| name | arch-checks |
| description | Resolve failures from the repository's architecture guard scripts — check_layer_dependencies.sh, check_architecture_migration_rules.sh, check_unsafe_code_allowances.sh, check_logging_guardrails.sh, check_doc_paths.sh. Use when make pre-commit / pre-pr or CI fails on one of these checks. |
Architecture Guard Checks
All five run in make pre-commit / make pre-pr and in CI. Fix the cause;
never weaken a check to get green.
check_layer_dependencies.sh — layer DAG in rustfs/src
Enforces interface (admin, storage/ecfs, storage/s3_api) → app → infra; no
upward imports. Known legacy violations live in
scripts/layer-dependency-baseline.txt.
- New violation: restructure your change so the dependency points
downward (move the shared type/function to the lower layer).
- You legitimately removed a baseline entry: run
./scripts/check_layer_dependencies.sh --update-baseline and commit the
shrunken baseline. Never add new entries to the baseline to make a new
violation pass.
check_architecture_migration_rules.sh — required doc sections
Asserts that the core docs under docs/architecture/ (overview,
crate-boundaries, runtime-lifecycle, readiness-matrix,
storage-control-data-plane, global-state-crate-split-plan,
ecstore-module-split-plan, …) still contain specific headings and exact
source lines. If it fails after a doc edit, you reworded or removed a
guarded line — restore the wording or update the script deliberately in the
same PR, with rationale.
check_unsafe_code_allowances.sh
Every #[allow(unsafe_code)] needs a SAFETY: comment within a few lines.

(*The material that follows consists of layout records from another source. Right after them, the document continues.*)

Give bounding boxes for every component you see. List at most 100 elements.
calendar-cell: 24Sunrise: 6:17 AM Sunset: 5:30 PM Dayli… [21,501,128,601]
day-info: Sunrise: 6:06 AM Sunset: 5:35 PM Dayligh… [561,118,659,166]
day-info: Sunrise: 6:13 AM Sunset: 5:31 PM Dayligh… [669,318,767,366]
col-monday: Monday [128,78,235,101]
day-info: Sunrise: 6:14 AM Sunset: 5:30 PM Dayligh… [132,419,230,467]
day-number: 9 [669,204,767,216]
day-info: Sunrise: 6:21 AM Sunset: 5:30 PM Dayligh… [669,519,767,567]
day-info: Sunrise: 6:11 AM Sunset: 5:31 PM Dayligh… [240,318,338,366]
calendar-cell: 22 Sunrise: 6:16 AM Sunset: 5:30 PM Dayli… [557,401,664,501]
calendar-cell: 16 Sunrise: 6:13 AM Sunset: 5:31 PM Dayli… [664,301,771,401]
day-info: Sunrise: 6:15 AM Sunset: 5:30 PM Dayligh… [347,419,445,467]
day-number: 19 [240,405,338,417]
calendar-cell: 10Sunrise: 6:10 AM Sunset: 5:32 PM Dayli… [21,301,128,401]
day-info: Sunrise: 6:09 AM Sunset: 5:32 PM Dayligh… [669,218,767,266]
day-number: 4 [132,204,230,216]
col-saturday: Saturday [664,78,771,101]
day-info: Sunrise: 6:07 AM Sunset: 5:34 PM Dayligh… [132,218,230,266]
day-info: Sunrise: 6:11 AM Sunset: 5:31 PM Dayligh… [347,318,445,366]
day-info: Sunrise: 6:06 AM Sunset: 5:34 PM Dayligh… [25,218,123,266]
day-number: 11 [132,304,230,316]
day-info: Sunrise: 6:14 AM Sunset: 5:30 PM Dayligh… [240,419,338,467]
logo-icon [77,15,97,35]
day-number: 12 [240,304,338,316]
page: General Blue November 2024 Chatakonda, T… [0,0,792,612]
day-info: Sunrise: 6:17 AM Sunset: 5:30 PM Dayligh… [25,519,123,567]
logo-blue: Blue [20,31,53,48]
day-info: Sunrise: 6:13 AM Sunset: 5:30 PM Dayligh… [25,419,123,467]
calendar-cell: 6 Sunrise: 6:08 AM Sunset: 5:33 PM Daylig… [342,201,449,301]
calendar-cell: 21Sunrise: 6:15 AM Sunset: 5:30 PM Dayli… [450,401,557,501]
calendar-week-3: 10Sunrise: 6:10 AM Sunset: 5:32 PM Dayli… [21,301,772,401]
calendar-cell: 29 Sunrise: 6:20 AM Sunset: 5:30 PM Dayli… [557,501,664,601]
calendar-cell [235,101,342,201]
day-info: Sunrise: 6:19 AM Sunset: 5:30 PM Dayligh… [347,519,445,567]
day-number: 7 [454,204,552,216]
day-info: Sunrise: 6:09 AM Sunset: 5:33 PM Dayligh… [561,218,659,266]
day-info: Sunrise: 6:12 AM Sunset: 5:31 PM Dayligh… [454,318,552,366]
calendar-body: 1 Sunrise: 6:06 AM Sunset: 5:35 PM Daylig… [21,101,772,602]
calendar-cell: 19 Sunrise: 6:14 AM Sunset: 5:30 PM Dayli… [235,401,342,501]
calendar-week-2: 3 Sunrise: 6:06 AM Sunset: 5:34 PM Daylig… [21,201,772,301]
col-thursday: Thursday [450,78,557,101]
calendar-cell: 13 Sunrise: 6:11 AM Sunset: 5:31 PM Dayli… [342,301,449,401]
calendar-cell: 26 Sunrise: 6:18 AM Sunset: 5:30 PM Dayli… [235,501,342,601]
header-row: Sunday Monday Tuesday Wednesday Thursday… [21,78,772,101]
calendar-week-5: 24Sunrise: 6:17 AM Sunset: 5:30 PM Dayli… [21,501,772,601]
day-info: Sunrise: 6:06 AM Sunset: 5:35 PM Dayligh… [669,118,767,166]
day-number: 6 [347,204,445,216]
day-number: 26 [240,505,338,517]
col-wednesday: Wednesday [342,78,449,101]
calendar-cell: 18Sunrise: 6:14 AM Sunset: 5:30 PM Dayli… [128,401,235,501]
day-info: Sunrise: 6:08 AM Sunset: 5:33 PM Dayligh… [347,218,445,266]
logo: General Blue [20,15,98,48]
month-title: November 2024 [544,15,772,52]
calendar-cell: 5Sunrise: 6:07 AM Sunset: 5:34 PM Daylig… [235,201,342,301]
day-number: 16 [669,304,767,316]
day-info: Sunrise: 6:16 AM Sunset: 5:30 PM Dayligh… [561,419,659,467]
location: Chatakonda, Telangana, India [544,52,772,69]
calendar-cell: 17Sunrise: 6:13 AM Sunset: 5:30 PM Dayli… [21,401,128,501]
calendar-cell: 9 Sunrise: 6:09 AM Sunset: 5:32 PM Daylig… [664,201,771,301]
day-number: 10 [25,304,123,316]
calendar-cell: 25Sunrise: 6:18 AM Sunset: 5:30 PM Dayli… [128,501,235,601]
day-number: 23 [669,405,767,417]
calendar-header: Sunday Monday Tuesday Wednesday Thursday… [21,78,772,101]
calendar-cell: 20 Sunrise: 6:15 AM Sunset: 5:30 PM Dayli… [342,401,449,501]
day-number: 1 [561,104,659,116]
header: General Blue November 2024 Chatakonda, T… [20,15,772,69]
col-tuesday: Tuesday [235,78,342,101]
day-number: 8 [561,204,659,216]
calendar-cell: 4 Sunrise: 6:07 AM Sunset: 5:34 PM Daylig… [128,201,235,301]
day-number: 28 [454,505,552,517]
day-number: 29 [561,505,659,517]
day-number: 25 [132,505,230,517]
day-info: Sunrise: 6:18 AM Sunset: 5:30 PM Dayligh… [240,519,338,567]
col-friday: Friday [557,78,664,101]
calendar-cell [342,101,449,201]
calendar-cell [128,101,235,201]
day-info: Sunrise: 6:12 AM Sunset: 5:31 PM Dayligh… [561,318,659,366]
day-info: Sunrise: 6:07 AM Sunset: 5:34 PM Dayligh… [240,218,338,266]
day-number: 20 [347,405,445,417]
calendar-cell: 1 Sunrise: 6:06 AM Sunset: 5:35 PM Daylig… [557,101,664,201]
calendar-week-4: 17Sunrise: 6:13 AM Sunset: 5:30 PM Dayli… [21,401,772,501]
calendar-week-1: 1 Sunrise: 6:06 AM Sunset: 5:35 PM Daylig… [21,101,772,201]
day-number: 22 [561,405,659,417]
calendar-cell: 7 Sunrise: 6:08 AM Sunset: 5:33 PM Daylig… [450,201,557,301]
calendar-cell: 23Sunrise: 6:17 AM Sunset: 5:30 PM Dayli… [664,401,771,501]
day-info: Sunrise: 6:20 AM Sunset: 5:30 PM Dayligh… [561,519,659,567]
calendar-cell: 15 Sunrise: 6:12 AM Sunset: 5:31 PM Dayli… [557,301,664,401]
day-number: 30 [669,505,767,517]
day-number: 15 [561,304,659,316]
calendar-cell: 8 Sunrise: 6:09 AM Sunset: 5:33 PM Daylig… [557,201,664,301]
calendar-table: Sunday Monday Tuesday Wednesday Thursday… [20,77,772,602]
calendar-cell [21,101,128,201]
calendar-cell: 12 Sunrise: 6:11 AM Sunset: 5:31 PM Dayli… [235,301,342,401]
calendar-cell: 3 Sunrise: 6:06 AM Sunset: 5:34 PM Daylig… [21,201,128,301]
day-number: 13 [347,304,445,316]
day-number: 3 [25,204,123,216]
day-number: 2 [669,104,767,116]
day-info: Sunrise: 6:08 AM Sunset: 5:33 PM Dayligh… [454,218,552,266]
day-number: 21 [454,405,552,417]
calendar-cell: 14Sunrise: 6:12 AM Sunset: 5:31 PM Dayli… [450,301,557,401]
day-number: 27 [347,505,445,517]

Write the actual safety argument; don't add a placeholder.
check_logging_guardrails.sh
A fixed list of security-sensitive files (auth, IAM, KMS, admin handlers…)
is scanned for logging violations. If you created a new sensitive file,
consider adding it to the script's checked_files list.
check_doc_paths.sh
Instruction/architecture docs (AGENTS.md, CLAUDE.md, ARCHITECTURE.md,
docs/architecture/*.md) must not reference repo file paths that no longer
exist. If your refactor moved code, update the docs that point at it — the
error message lists doc -> stale-path pairs.
check_no_planning_docs.sh
Planning-type documents must not be committed (see AGENTS.md "Sources of
Truth"). The guard fails if anything is tracked under docs/superpowers/ —
.gitignore already ignores it, but git add -f bypasses that, so this closes
the hole. Fix by removing the listed file(s) with git rm; keep the plan or
spec in the issue tracker or a local worktree instead.